Wade had been chatty, full of life, interested in mortal books and helping anyone who needed a hand. Sweet to the very core as Raphael had designed.
They made it to the door and Morningstar waited for Uriel to make the choice. Raphael appeared outside; expression concerned. “What’s going on?”
“He needs shadows,” Morningstar said.
Raphael winced. “He needs more rest.”
“He could be healed already.”
“Physically, maybe, not emotionally,” Raphael protested.
“My memories are a mess,” Uriel confessed. “I feel… too much. I don’t know how else to explain it.”
“There is a seraph in his recent memory who died?” Morningstar asked Raphael pointedly.
Raphael tilted his head and frowned. “No one said anything. There were only a handful of seraphim at the hospital, and I relocated them elsewhere after I moved Uriel.”
“A redhead, named Wade,” Uriel said. “Was he in the group you relocated?”
“No redheads. Only one male among them, his name was Hart.”
Uriel’s heart broke again, and a deep pool of rage took a grip on him, demanding something.
“The humans shot Uriel,” Morningstar said.
“They said it was an accident. Claimed he pulled a monster out of nowhere.”
“Created,” Uriel corrected. “From the magic on the chains holding two other seraphim captive. The third already dead. Where did they get that magic? Who harnessed it? And it wasn’t a monster.
It was a dragon of some kind. It protected me, and blasted a hole in the wall so Silas and Mason could escape. ”
“There was damage to their building, but no dragon or other seraphim when I arrived,” Raphael said.
“Where did they get the magic?” Morningstar repeated Uriel’s question. His gaze flipped to Uriel. “Maybe we should go question this doctor.”
“That’s not a good idea,” Raphael said.
“Because they have guns?” Morningstar asked.
“Partially, yes. Uriel’s still healing.”
“And I am the Morningstar. I eat pain for breakfast.”
“Your lovers will kill me for taking you anywhere they aren’t,” Raphael said.
“Then stay here. Uriel and I will go without you.”
“No. You have trouble returning on your own. I won’t have the strength to carry you and Uriel back. Michael said he won’t help again.
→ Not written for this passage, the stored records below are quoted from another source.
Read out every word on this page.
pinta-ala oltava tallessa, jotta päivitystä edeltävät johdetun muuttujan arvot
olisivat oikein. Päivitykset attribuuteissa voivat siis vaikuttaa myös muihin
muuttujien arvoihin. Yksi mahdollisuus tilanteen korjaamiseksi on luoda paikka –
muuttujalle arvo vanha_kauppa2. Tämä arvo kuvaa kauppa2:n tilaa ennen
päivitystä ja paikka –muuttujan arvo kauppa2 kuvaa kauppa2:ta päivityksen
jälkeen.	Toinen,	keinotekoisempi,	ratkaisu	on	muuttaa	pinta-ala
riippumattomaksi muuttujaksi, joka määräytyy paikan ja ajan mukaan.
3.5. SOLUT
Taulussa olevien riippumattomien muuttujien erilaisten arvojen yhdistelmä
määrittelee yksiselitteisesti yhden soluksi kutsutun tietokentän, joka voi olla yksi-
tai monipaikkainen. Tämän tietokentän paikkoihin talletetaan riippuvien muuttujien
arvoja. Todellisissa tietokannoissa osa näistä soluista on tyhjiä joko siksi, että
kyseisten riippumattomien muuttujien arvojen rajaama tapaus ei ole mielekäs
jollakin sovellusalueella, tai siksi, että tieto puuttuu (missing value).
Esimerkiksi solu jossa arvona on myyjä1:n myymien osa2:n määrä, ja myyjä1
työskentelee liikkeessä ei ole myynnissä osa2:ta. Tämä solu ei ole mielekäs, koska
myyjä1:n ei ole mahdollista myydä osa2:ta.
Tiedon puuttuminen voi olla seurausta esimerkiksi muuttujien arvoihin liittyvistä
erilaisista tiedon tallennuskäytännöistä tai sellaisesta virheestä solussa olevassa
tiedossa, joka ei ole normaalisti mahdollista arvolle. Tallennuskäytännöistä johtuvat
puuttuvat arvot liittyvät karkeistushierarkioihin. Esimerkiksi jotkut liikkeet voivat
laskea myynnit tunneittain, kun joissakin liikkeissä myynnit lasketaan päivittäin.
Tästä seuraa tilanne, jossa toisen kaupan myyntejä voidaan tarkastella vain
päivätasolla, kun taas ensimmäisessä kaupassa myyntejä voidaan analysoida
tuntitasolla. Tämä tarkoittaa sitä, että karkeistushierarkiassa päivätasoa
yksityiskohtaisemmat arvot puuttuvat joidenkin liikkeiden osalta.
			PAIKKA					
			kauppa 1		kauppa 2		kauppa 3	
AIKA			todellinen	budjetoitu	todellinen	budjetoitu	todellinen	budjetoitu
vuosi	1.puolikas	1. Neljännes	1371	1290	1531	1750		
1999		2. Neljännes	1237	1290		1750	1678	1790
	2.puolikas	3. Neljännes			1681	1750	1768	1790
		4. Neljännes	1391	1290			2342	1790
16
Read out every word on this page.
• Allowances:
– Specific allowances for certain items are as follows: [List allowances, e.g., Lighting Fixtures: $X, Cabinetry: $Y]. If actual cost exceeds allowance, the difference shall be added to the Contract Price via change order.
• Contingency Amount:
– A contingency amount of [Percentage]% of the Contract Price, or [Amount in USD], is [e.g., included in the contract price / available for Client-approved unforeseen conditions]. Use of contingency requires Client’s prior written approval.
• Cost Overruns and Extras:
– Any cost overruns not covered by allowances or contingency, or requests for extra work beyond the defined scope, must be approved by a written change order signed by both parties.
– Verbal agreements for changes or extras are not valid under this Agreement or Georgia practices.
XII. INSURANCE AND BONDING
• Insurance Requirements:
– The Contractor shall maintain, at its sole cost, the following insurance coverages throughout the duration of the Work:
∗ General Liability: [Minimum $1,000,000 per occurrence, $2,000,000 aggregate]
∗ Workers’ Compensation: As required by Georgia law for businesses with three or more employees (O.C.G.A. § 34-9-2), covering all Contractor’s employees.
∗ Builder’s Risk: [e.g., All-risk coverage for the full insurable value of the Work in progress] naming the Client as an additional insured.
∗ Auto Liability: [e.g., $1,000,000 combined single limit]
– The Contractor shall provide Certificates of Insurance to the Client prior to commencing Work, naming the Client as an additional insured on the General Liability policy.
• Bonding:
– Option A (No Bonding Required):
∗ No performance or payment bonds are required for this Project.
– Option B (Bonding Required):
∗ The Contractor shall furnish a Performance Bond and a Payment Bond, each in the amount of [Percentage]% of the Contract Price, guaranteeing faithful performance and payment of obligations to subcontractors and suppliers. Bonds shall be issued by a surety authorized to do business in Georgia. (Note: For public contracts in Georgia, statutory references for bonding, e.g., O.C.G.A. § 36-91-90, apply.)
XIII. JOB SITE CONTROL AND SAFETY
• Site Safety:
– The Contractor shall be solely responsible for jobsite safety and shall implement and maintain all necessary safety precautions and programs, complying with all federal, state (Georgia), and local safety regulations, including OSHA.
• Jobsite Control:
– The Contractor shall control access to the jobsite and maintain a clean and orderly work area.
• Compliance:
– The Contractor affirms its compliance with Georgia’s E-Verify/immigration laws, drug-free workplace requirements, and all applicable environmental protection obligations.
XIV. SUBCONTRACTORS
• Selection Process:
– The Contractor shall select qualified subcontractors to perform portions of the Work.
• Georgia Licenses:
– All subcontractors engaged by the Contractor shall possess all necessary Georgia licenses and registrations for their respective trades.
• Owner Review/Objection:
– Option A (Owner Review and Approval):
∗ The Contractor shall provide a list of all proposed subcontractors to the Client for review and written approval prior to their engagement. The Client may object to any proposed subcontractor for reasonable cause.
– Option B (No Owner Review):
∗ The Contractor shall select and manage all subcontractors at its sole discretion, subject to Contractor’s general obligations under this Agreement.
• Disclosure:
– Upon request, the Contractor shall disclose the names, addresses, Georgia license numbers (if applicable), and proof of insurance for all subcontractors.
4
Is Lucian home or out searching for Yuri?”
“He’s home. Was making jam with the seraph.” Morningstar sounded annoyed. Uriel wondered who Lucian and the seraph were.
“Call Lucian then. He comes with and we will all go.”
Morningstar glared a moment longer, but huffed and slid Uriel to lean against Raphael.
“Don’t go anywhere. I will be right back.
” His small mortal form disappeared and a large Onari male with horns and navy-blue skin appeared where he’d been.
He stretched out black wings tipped with gold and took to the sky.
Uriel stared in wonder. The Onari had wings?